Checking Python Code with GitHub Actions

When you are working on your personal or work projects in Python, you usually want to have a way to enforce code standards. You can use tools like Flake8, PyLint or Ruff to lint your code. You might use Mypy to verify type checking. There are lots of other tools at your disposal. But it can be hard to remember to do that every time you want to create a pull request (PR) in GitHub or GitLab.

That is where continuous integration (CI) tools come in. GitHub has something called GitHub Actions that allow you to run tools or entire workflows on certain types of events.

In this article, you will learn how to create a GitHub Action that runs Ruff on a PR. You can learn more about Ruff in my introductory article.

Creating a Workflow

In the root folder of your code, you will need to create a folder called .github/workflows. Note the period at the beginning and the fact that you need a subfolder named workflows too. Inside of that, you will create a YAML file.

Since you are going to run Ruff to lint and format your Python files, you can call this YAML file ruff.yml. Put the following in your new file:

name: Ruff
on: [workflow_dispatch, pull_request]
jobs:
  build:
    runs-on: ubuntu-latest
    steps:
      - uses: actions/checkout@v4
      - name: Install Python
        uses: actions/setup-python@v4
        with:
          python-version: "3.13"
      - name: Install dependencies
        run: |
          python -m pip install --upgrade pip
          pip install ruff
      # Include `--format=github` to enable automatic inline annotations.
      - name: Run Ruff
        run: ruff check --output-format=github .
        continue-on-error: false
      - name: Run Ruff format
        run: ruff format --check .
        continue-on-error: false

Note: This example comes from my textual-cogs repo

Let’s talk about what this does. This line is pretty important:

on: [workflow_dispatch, pull_request]

It tells GitHub to run this workflow when there’s a pull request and also with “workflow_dispatch”. That second option lets you go to the Actions tab in your GitHub repo, select the workflow and run it manually. If you do not include that, you cannot run it manually at all. This is useful for testing purposes, but you can remove it if you do not need it.

The next part tells GitHub to run the build on ubuntu-linux:

jobs:
  build:
    runs-on: ubuntu-latest

If you have a GitHub subscription, you can also get Windows as a runner, which means that you can also run these actions on Windows in addition to Linux.

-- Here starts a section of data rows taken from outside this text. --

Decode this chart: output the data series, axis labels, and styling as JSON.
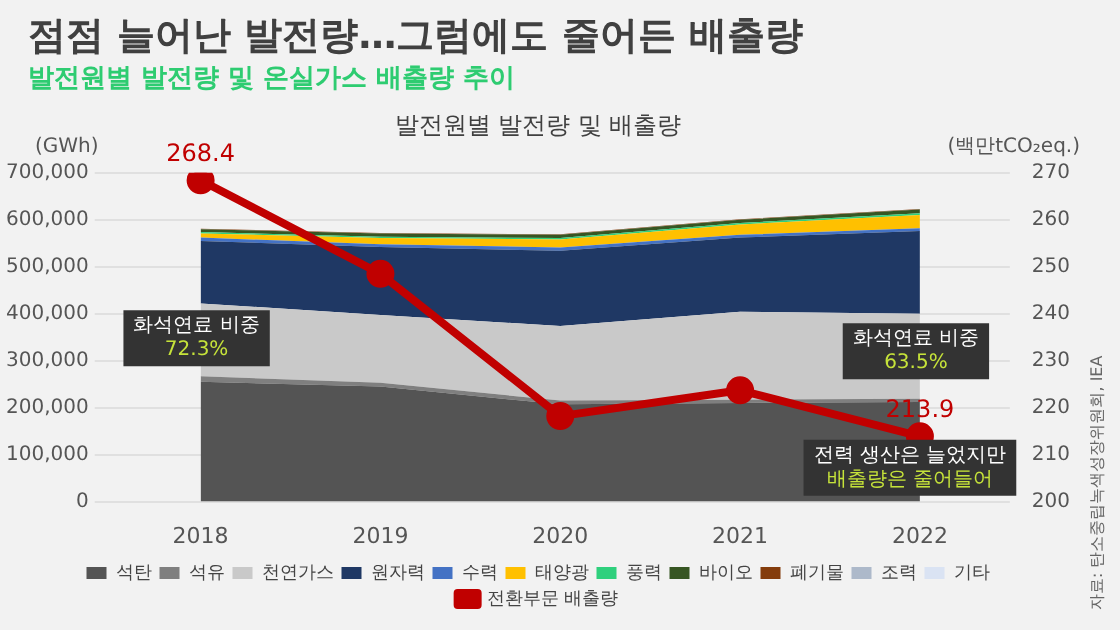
{
  "chart_data": {
    "type": "area",
    "title": "발전원별 발전량 및 배출량",
    "stacked": true,
    "categories": [
      "2018",
      "2019",
      "2020",
      "2021",
      "2022"
    ],
    "series": [
      {
        "name": "석탄",
        "color": "#545454",
        "values": [
          255000,
          245000,
          207000,
          210000,
          212000
        ]
      },
      {
        "name": "석유",
        "color": "#7f7f7f",
        "values": [
          12000,
          8000,
          8000,
          7000,
          7000
        ]
      },
      {
        "name": "천연가스",
        "color": "#c9c9c9",
        "values": [
          155000,
          144000,
          159000,
          187000,
          181000
        ]
      },
      {
        "name": "원자력",
        "color": "#1f3864",
        "values": [
          133000,
          145000,
          160000,
          158000,
          176000
        ]
      },
      {
        "name": "수력",
        "color": "#4472c4",
        "values": [
          7000,
          6000,
          7000,
          6000,
          6000
        ]
      },
      {
        "name": "태양광",
        "color": "#ffc000",
        "values": [
          9000,
          13000,
          17000,
          22000,
          28000
        ]
      },
      {
        "name": "풍력",
        "color": "#2fd07d",
        "values": [
          3000,
          3000,
          3000,
          3000,
          4000
        ]
      },
      {
        "name": "바이오",
        "color": "#375623",
        "values": [
          6000,
          7000,
          7000,
          7000,
          8000
        ]
      },
      {
        "name": "폐기물",
        "color": "#843c0c",
        "values": [
          1000,
          1000,
          1000,
          1000,
          1000
        ]
      },
      {
        "name": "조력",
        "color": "#adb9ca",
        "values": [
          null,
          null,
          null,
          null,
          null
        ]
      },
      {
        "name": "기타",
        "color": "#dae3f3",
        "values": [
          null,
          null,
          null,
          null,
          null
        ]
      },
      {
        "name": "전환부문 배출량",
        "type": "line",
        "axis": "y2",
        "marker": "circle",
        "color": "#c00000",
        "values": [
          268.4,
          248.5,
          218.2,
          223.7,
          213.9
        ],
        "value_labels": [
          "268.4",
          null,
          null,
          null,
          "213.9"
        ]
      }
    ],
    "ylabel": "(GWh)",
    "y2label": "(백만tCO₂eq.)",
    "ylim": [
      0,
      700000
    ],
    "yticks": [
      {
        "value": 0,
        "label": "0"
      },
      {
        "value": 100000,
        "label": "100,000"
      },
      {
        "value": 200000,
        "label": "200,000"
      },
      {
        "value": 300000,
        "label": "300,000"
      },
      {
        "value": 400000,
        "label": "400,000"
      },
      {
        "value": 500000,
        "label": "500,000"
      },
      {
        "value": 600000,
        "label": "600,000"
      },
      {
        "value": 700000,
        "label": "700,000"
      }
    ],
    "y2lim": [
      200,
      270
    ],
    "y2ticks": [
      200,
      210,
      220,
      230,
      240,
      250,
      260,
      270
    ],
    "grid": "y",
    "legend": "bottom",
    "annotations": [
      "점점 늘어난 발전량…그럼에도 줄어든 배출량",
      "발전원별 발전량 및 온실가스 배출량 추이",
      "화석연료 비중\n72.3%",
      "화석연료 비중\n63.5%",
      "전력 생산은 늘었지만\n배출량은 줄어들어",
      "자료: 탄소중립녹색성장위원회, IEA"
    ]
  }
}
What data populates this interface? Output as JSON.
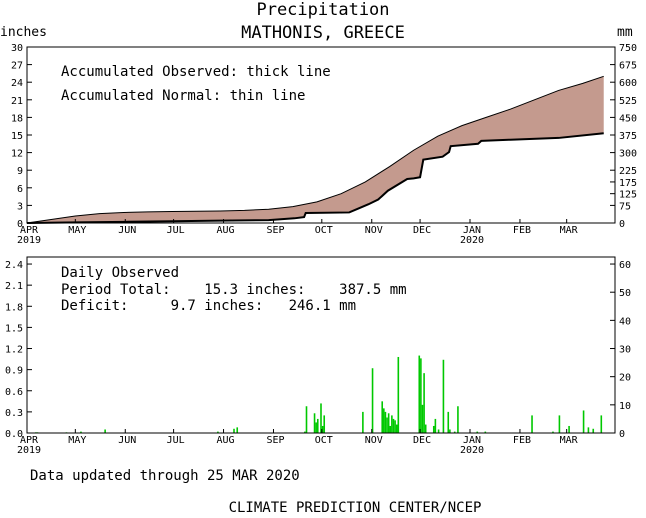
{
  "chart_data": [
    {
      "type": "area",
      "title": "Precipitation",
      "subtitle": "MATHONIS,  GREECE",
      "ylabel_left": "inches",
      "ylabel_right": "mm",
      "ylim": [
        0,
        30
      ],
      "ylim_mm": [
        0,
        750
      ],
      "y_ticks": [
        0,
        3,
        6,
        9,
        12,
        15,
        18,
        21,
        24,
        27,
        30
      ],
      "y_ticks_mm": [
        0,
        75,
        125,
        175,
        225,
        300,
        375,
        450,
        525,
        600,
        675,
        750
      ],
      "x_labels": [
        "APR",
        "MAY",
        "JUN",
        "JUL",
        "AUG",
        "SEP",
        "OCT",
        "NOV",
        "DEC",
        "JAN",
        "FEB",
        "MAR"
      ],
      "x_years": [
        {
          "month": "APR",
          "year": "2019"
        },
        {
          "month": "JAN",
          "year": "2020"
        }
      ],
      "annotations": [
        "Accumulated Observed: thick line",
        "Accumulated Normal: thin line"
      ],
      "fill_color": "#c49a8e",
      "line_color": "#000000",
      "x_unit": "days since Apr 1 2019",
      "series": [
        {
          "name": "Accumulated Observed",
          "x": [
            0,
            30,
            60,
            90,
            120,
            150,
            166,
            172,
            173,
            200,
            206,
            212,
            218,
            224,
            236,
            240,
            244,
            246,
            258,
            262,
            263,
            280,
            282,
            300,
            330,
            358
          ],
          "values": [
            0,
            0.1,
            0.2,
            0.3,
            0.4,
            0.5,
            0.8,
            1.0,
            1.7,
            1.8,
            2.5,
            3.2,
            4.0,
            5.5,
            7.5,
            7.6,
            7.8,
            10.8,
            11.3,
            12.1,
            13.1,
            13.5,
            14.0,
            14.2,
            14.5,
            15.3
          ]
        },
        {
          "name": "Accumulated Normal",
          "x": [
            0,
            15,
            30,
            45,
            60,
            75,
            90,
            105,
            120,
            135,
            150,
            165,
            180,
            195,
            210,
            225,
            240,
            255,
            270,
            285,
            300,
            315,
            330,
            345,
            358
          ],
          "values": [
            0,
            0.6,
            1.2,
            1.6,
            1.8,
            1.9,
            1.95,
            2.0,
            2.05,
            2.15,
            2.35,
            2.8,
            3.6,
            5.0,
            7.0,
            9.6,
            12.4,
            14.8,
            16.6,
            18.0,
            19.4,
            21.0,
            22.6,
            23.8,
            25.0
          ]
        }
      ]
    },
    {
      "type": "bar",
      "title": "Daily Observed",
      "annotations": [
        "Period Total:    15.3 inches:    387.5 mm",
        "Deficit:     9.7 inches:   246.1 mm"
      ],
      "ylim": [
        0,
        2.5
      ],
      "ylim_mm": [
        0,
        62.5
      ],
      "y_ticks": [
        0,
        0.3,
        0.6,
        0.9,
        1.2,
        1.5,
        1.8,
        2.1,
        2.4
      ],
      "y_ticks_mm": [
        0,
        10,
        20,
        30,
        40,
        50,
        60
      ],
      "x_labels": [
        "APR",
        "MAY",
        "JUN",
        "JUL",
        "AUG",
        "SEP",
        "OCT",
        "NOV",
        "DEC",
        "JAN",
        "FEB",
        "MAR"
      ],
      "x_years": [
        {
          "month": "APR",
          "year": "2019"
        },
        {
          "month": "JAN",
          "year": "2020"
        }
      ],
      "bar_color": "#00c800",
      "x_unit": "days since Apr 1 2019",
      "x": [
        5,
        6,
        24,
        33,
        48,
        118,
        128,
        130,
        172,
        173,
        178,
        179,
        180,
        182,
        183,
        184,
        208,
        214,
        220,
        221,
        222,
        223,
        224,
        225,
        226,
        227,
        228,
        229,
        230,
        243,
        244,
        245,
        246,
        247,
        252,
        253,
        255,
        258,
        261,
        262,
        265,
        267,
        279,
        284,
        313,
        326,
        330,
        336,
        345,
        348,
        351,
        356
      ],
      "values": [
        0.01,
        0.01,
        0.01,
        0.02,
        0.05,
        0.02,
        0.06,
        0.08,
        0.02,
        0.38,
        0.28,
        0.15,
        0.2,
        0.42,
        0.1,
        0.25,
        0.3,
        0.92,
        0.45,
        0.35,
        0.3,
        0.22,
        0.28,
        0.1,
        0.25,
        0.2,
        0.18,
        0.12,
        1.08,
        1.1,
        1.06,
        0.4,
        0.85,
        0.12,
        0.1,
        0.2,
        0.05,
        1.04,
        0.3,
        0.05,
        0.02,
        0.38,
        0.02,
        0.02,
        0.25,
        0.02,
        0.25,
        0.1,
        0.32,
        0.08,
        0.06,
        0.25
      ]
    }
  ],
  "footer": {
    "updated": "Data updated through 25 MAR 2020",
    "credit": "CLIMATE PREDICTION CENTER/NCEP"
  }
}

The steps section is the meat of this particular workflow:

steps:
  - uses: actions/checkout@v4
  - name: Install Python
    uses: actions/setup-python@v4
    with:
      python-version: "3.13"
  - name: Install dependencies
    run: |
      python -m pip install --upgrade pip
      pip install ruff
  # Include `--format=github` to enable automatic inline annotations.
  - name: Run Ruff
    run: ruff check --output-format=github .
    continue-on-error: false
  - name: Run Ruff format
    run: ruff format --check .
    continue-on-error: false

Here is uses a built-in checkout@v4 workflow, which is something that comes with GitHub. There are many others you can use to enhance your workflows and add new functionality. Next, you get setup with Python 3.13 and then you install your dependencies.

Once your dependencies are installed, you can run your tools. In this case, you are installing and running Ruff. For every PR, you run ruff check --output-format=github ., which will do all sorts of linting on your Python code. If any errors are found, it will add inline comments with the error, which is what that --output-format flag is for.

You also have a separate section to run Ruff format, which will format your code to follow the Black formatter (for the most part).

Wrapping Up

You can add lots of other tools to your workflows too. For example, you might add a Mypy workflow, or some test workflows to run on PR or perhaps before merging to your main branch. You might even want to check your code complexity before allowing a merge too!

With a little work, you will soon be able to use GitHub Actions to keep your code cleaner and make it more uniform too. Adding automated testing is even better! Give it a try and let me know what you think.